Y.-N. Huang, Y.-L. Li, J. Li, J. Deng, J. Org. Chem., 2016, 81, 4645-4653.
4-Aminoquinolines can be prepared in a three-step synthesis: A condensation of substituted anthranilonitriles with 1,1,1-trichloro-4-ethoxybut-3-enone proceeded efficiently either neat or in refluxing EtOH. Cyclization in superacidic trifluoromethanesulfonic acid provided an unstable intermediate, which upon treatment with NaOEt in ethanol, afforded the expected ethyl 4-aminoquinoline-3-carboxylates.

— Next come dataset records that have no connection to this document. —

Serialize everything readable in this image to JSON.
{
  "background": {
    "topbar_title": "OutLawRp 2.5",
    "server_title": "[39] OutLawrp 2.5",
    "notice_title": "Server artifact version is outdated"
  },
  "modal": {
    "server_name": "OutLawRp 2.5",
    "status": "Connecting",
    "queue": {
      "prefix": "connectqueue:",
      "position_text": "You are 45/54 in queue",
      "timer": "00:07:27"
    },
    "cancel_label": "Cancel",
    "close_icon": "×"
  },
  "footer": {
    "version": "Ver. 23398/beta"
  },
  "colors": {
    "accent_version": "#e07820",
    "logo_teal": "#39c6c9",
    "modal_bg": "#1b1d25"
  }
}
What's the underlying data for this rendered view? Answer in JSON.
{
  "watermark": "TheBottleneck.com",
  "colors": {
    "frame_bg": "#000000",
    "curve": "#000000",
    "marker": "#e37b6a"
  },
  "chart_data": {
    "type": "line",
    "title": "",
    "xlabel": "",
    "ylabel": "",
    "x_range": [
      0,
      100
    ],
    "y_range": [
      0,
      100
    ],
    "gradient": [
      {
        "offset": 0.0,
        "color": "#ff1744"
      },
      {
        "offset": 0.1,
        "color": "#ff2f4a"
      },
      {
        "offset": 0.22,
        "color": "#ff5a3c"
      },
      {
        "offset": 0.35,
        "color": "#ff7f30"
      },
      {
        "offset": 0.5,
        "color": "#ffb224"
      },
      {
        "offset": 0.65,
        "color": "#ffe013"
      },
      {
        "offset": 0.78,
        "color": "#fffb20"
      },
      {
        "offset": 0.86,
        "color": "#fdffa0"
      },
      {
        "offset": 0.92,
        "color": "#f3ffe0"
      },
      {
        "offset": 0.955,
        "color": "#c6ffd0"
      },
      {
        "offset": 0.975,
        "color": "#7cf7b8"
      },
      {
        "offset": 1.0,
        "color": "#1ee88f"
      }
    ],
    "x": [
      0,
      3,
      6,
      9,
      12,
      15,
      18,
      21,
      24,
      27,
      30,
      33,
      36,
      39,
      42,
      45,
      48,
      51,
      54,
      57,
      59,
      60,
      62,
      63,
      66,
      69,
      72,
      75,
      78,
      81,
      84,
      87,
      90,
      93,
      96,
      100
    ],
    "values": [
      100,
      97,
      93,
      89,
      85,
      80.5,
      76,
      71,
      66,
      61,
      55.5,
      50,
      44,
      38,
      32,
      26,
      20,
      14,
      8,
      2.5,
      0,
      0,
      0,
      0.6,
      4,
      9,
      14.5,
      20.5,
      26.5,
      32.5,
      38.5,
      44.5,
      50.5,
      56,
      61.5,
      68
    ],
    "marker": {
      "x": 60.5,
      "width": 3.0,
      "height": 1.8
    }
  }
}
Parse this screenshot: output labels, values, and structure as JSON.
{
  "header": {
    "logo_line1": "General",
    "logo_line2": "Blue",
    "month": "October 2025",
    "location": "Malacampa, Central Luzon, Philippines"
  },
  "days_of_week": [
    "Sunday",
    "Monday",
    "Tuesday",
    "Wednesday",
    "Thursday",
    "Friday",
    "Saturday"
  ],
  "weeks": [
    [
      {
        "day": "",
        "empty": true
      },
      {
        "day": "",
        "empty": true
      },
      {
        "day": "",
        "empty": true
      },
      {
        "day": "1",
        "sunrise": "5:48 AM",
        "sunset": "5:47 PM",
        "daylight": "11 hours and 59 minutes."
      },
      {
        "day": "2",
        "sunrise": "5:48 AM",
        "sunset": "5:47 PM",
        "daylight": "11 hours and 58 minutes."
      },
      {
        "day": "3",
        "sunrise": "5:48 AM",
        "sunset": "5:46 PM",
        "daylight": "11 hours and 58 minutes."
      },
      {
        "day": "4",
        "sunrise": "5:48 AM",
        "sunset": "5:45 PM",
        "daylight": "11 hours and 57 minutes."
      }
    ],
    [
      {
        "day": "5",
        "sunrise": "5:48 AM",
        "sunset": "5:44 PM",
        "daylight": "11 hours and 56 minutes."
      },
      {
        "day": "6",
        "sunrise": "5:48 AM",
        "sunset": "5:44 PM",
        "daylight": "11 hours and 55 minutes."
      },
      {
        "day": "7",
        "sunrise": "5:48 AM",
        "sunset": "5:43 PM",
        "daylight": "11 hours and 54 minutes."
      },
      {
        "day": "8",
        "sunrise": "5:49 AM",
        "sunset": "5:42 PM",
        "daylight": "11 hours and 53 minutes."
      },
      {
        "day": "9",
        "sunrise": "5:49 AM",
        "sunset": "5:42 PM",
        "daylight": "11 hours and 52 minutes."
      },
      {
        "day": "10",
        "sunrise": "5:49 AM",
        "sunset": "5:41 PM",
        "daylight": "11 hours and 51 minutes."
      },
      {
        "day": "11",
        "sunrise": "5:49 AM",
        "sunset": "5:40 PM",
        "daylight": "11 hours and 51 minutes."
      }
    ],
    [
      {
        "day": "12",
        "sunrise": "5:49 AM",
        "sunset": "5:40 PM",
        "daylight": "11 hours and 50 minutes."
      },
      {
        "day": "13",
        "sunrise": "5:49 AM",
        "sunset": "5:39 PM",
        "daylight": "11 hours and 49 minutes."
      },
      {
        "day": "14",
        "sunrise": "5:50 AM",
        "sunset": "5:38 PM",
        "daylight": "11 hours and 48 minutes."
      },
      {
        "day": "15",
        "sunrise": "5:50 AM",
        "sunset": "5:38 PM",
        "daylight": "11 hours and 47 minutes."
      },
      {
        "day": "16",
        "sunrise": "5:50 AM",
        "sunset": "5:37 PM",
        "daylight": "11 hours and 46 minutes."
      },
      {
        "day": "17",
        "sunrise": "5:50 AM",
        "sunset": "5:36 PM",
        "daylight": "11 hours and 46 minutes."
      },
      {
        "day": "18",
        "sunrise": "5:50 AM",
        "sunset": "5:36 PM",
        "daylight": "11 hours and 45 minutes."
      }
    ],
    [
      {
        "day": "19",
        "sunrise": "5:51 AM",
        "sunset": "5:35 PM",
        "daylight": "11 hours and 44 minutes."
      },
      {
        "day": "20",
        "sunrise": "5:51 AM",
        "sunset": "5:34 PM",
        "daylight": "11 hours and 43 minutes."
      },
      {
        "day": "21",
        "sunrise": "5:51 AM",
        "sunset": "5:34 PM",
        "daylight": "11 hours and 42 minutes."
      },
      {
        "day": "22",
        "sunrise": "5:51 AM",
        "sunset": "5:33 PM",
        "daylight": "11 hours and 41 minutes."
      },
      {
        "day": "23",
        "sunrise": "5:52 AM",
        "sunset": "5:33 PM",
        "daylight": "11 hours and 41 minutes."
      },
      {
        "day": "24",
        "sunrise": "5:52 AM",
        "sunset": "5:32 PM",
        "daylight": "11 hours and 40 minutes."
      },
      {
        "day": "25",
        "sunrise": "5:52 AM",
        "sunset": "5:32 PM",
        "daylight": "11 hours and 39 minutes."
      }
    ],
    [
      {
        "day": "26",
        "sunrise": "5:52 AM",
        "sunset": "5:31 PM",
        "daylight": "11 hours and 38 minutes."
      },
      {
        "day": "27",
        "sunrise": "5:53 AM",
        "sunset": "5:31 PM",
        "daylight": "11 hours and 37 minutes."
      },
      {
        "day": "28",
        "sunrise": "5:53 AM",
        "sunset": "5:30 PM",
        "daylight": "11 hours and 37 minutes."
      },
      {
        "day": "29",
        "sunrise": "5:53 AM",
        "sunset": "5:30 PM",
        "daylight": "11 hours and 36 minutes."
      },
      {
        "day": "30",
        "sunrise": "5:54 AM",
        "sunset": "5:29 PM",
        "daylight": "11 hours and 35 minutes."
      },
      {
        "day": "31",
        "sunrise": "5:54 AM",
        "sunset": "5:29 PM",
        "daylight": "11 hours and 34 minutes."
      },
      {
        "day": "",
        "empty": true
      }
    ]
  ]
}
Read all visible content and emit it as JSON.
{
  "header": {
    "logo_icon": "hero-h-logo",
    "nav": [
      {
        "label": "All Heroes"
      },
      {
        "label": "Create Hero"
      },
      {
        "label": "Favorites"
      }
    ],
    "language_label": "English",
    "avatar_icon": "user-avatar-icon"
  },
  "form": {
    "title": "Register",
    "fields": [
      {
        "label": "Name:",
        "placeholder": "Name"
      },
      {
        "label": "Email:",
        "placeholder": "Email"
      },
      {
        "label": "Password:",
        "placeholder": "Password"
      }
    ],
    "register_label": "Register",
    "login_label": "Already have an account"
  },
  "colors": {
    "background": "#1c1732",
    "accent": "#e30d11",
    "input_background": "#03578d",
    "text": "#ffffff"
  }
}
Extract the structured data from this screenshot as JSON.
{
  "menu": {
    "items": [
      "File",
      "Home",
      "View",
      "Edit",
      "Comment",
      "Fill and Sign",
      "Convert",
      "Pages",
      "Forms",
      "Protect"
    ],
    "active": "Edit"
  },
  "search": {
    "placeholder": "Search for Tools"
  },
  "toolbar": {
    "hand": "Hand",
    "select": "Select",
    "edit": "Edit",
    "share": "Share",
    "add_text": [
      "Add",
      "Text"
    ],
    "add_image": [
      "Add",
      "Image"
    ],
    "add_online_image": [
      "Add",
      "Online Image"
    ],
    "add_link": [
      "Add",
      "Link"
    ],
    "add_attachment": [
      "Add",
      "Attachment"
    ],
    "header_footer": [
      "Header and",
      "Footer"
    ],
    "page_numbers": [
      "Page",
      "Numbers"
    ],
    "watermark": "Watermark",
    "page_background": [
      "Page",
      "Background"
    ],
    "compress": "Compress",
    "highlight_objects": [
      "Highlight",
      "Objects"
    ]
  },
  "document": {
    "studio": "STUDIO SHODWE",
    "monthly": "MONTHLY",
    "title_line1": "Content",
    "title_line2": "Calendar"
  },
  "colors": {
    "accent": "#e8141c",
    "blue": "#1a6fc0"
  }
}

H. Lavrard, P. Larini, F. Popowycz, Org. Lett., 2017, 19, 4203-4206.
A copper-catalyzed regiocontrolled three-component reaction of nitriles, diaryliodoniums, and ynamides provides diversified 4-aminoquinolines. The C7-substituted regioisomers were formed regioselectively when meta-substituted phenyliodonium salts were used. [1,3] N-to-C rearrangement of the products to quinolin-4-ylmethanesulfonamides and simultaneous deprotection of benzyl and sulfonamide group are also reported.
K. H. Oh, J. G. Kim, J. K. Park, Org. Lett., 2017, 19, 3994-3997.